2 - comment on fais pour exécuter un programme sous mac os 9 ????


ps : vivement que j'arrive a passer sous tiger :rateau:

merci d'avance pour vos réponse ....
ps : je suis débutant sous mac :love:


----------



## anat (17 Février 2009)

pour lancer un programme sous classic, tu double-clic dessu et si ca marche pas, clic droit (ou CTRL enfoncé et clic) puis ouvrir.
pour le terminal, normalement, c'est applications/utilitaires/terminal


----------



## Macthieu (18 Février 2009)

il n'y a pas de terminal sous mac os 9


----------



## Pascal 77 (18 Février 2009)

anat a dit:


> pour lancer un programme sous classic, tu double-clic dessu et si ca marche pas, clic droit (ou CTRL enfoncé et clic) puis ouvrir.
> pour le terminal, normalement, c'est applications/utilitaires/terminal



Il n'a pas demandé "sous Classic", mais "sous Mac OS 9.2", pour avoir "classic", il faudrait qu'il ait "OS X", or, il te précise qu'il ne l'a pas encore ! ! :rolleyes

Bon, anterak, lancer une application sous Mac OS 9.2, c'est &#8230; Comme sous Mac OS X ou sous Windows : tu double-clique sur son icône !

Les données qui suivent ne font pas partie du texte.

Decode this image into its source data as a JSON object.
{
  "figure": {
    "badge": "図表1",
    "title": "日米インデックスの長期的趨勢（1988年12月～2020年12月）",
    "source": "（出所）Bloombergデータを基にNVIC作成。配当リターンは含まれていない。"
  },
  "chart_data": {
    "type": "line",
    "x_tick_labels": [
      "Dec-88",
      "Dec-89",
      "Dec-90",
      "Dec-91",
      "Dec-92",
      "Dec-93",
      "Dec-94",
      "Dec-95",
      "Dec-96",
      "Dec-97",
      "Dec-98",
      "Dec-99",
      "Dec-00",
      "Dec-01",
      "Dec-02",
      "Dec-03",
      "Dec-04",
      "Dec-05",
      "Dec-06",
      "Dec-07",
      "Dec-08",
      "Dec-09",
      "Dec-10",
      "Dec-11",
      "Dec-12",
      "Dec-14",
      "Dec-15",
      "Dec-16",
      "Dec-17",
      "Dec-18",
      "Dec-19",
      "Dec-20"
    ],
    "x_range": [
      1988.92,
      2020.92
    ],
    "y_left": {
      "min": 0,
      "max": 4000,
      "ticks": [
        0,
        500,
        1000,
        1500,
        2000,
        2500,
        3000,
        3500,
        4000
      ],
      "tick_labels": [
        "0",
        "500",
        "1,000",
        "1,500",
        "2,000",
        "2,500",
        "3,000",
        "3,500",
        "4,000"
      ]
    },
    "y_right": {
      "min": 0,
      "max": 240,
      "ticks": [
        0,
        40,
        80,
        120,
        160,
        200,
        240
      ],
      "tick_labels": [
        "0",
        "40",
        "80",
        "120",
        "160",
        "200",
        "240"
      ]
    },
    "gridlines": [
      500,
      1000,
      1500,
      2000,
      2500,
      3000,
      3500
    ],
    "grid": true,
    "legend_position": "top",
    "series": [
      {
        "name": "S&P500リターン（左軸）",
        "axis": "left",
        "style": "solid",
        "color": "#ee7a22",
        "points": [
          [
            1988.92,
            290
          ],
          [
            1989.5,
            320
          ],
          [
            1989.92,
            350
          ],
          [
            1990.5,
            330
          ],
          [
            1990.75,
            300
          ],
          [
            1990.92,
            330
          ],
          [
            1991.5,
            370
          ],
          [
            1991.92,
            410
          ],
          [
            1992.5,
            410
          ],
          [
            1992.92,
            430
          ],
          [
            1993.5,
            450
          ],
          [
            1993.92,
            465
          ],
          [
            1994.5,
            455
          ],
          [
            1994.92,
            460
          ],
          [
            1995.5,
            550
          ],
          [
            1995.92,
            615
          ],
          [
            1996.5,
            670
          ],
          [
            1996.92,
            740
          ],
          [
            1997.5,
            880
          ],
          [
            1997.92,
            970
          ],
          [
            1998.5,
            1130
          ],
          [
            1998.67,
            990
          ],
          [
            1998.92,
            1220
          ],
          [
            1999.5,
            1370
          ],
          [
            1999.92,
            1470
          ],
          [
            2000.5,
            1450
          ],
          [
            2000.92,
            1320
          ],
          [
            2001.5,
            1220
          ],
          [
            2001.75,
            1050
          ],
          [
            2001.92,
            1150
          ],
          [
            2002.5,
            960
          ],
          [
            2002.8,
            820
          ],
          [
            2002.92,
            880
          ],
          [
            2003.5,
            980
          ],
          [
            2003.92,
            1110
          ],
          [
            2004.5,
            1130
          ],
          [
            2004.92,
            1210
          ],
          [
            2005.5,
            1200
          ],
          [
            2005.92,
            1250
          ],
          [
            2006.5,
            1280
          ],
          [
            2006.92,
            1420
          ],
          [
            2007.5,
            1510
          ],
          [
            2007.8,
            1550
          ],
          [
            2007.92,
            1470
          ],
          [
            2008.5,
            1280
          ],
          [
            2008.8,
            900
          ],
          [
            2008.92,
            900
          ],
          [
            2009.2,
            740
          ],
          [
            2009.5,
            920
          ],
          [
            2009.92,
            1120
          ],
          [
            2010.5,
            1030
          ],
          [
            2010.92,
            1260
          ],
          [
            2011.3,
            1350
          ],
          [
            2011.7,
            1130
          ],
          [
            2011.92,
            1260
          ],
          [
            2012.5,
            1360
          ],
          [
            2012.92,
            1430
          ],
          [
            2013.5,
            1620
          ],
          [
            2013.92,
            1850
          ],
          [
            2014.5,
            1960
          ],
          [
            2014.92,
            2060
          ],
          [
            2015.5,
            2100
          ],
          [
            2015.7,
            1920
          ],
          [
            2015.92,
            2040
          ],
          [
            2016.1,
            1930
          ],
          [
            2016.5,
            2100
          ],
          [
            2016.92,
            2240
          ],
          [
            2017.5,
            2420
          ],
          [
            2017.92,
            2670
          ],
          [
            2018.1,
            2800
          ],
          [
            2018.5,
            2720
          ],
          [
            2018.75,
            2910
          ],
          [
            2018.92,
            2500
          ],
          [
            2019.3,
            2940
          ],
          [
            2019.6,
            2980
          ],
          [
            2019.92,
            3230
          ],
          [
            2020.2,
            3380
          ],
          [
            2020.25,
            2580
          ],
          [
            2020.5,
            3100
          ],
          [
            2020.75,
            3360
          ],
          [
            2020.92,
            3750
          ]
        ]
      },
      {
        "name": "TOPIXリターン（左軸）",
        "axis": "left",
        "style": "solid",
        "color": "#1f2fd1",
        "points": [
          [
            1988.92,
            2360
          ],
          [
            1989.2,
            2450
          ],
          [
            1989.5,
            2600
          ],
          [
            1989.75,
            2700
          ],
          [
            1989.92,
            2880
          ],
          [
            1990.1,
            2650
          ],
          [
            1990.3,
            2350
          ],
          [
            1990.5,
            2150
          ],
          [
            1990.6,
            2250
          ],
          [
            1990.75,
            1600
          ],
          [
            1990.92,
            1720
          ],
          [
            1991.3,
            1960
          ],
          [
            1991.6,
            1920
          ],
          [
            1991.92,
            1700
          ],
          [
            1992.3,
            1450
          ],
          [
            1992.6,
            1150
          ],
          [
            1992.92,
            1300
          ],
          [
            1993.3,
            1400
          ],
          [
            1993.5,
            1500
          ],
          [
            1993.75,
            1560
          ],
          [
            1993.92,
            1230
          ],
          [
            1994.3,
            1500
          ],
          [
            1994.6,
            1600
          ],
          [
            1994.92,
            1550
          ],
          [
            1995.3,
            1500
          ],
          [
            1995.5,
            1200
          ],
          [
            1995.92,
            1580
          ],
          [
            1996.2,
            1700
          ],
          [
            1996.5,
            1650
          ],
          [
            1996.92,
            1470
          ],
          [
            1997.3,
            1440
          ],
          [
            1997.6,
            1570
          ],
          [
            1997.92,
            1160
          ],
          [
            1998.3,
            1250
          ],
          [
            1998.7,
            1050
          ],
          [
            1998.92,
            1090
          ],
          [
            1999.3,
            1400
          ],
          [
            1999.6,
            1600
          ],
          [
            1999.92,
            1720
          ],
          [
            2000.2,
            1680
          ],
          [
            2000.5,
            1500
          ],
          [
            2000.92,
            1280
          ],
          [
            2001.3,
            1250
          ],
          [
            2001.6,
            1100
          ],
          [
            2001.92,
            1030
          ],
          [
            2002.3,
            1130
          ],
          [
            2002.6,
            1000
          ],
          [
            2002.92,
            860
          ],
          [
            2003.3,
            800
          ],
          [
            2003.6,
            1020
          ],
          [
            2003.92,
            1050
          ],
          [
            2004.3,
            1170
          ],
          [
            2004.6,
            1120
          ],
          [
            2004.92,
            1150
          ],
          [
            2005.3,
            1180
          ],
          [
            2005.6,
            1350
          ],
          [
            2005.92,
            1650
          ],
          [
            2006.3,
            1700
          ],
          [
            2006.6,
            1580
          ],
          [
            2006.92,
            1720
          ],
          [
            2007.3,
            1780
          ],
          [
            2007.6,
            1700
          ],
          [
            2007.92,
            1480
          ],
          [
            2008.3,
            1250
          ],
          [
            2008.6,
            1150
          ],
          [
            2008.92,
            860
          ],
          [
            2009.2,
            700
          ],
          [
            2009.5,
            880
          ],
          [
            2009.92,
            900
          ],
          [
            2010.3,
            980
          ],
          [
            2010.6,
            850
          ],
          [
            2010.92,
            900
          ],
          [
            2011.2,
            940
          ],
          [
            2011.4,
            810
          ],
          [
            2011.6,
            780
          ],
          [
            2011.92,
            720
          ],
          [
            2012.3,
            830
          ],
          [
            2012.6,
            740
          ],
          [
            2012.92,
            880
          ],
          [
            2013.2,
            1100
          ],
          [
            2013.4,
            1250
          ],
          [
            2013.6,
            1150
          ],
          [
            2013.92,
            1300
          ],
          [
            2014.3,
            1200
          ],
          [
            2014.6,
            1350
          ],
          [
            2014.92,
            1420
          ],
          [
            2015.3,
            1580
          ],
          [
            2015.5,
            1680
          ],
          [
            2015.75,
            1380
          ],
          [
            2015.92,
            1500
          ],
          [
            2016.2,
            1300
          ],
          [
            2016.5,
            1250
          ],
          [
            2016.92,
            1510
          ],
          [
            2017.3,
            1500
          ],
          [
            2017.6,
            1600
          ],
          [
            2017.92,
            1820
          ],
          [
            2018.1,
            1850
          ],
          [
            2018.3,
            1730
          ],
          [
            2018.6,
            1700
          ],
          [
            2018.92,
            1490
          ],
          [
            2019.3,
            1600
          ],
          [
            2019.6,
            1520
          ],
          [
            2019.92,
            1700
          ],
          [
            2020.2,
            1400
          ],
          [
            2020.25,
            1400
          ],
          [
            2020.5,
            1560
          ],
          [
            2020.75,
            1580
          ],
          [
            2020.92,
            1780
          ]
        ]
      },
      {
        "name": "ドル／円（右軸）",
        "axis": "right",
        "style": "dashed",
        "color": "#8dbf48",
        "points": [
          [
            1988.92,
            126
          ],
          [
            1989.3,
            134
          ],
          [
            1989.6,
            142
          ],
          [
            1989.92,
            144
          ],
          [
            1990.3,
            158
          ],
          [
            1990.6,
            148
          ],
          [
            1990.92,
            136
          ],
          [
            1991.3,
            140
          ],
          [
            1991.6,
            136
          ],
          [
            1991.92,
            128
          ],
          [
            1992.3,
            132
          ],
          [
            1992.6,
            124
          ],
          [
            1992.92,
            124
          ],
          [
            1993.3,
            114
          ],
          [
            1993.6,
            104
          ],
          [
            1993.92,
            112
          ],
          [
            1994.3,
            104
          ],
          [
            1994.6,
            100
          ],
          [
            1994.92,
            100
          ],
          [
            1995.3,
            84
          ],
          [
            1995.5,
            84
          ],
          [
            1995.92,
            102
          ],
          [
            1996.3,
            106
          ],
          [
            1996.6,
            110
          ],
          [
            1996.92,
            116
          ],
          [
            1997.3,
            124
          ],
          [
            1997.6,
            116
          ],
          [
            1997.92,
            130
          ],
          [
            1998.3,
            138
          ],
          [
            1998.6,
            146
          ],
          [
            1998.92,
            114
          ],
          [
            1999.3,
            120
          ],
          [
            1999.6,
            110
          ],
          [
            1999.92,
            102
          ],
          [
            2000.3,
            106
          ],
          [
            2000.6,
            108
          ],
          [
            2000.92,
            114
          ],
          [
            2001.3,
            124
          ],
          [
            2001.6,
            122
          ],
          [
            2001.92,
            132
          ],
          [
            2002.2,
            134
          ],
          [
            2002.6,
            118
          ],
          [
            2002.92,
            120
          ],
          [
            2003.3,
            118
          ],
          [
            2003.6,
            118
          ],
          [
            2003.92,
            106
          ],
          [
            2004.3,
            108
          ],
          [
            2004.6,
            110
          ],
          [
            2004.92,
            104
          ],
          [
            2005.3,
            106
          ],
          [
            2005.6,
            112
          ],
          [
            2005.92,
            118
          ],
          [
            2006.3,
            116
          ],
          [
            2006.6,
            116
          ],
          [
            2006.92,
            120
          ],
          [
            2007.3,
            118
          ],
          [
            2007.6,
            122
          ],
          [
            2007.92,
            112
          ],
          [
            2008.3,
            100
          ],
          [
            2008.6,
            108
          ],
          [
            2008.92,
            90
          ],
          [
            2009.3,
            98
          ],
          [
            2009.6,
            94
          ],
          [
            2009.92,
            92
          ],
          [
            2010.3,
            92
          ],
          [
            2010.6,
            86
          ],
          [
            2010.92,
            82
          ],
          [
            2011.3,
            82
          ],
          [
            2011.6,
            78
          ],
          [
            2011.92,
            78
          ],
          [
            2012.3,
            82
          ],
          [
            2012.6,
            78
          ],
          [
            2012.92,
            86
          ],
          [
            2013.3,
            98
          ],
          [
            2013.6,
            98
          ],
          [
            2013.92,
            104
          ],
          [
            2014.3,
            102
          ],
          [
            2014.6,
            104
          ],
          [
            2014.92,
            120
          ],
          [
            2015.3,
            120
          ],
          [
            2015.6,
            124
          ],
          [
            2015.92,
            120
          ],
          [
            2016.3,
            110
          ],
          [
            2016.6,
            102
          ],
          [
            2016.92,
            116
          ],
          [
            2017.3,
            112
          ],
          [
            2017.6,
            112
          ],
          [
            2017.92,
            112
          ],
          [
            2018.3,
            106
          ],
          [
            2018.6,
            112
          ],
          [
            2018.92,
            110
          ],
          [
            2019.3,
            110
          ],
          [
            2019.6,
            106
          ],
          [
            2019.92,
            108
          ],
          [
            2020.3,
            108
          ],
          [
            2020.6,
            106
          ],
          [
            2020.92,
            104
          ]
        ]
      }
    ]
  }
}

Et effectivement, pas de terminal sous OS 9.2 qui n'était pas un os basé sur Unix, et ne disposait pas de ligne de commande. 

Sinon, Mac OS 9.2 n'est pas une "espèce d'antiquité", c'est une "antiquité" tout court, rends toi compte, il est à peine plus récent que Windows 2000 (et encore, il n'est qu'une évolution mineure d'un système contemporain de Windows 98) !


----------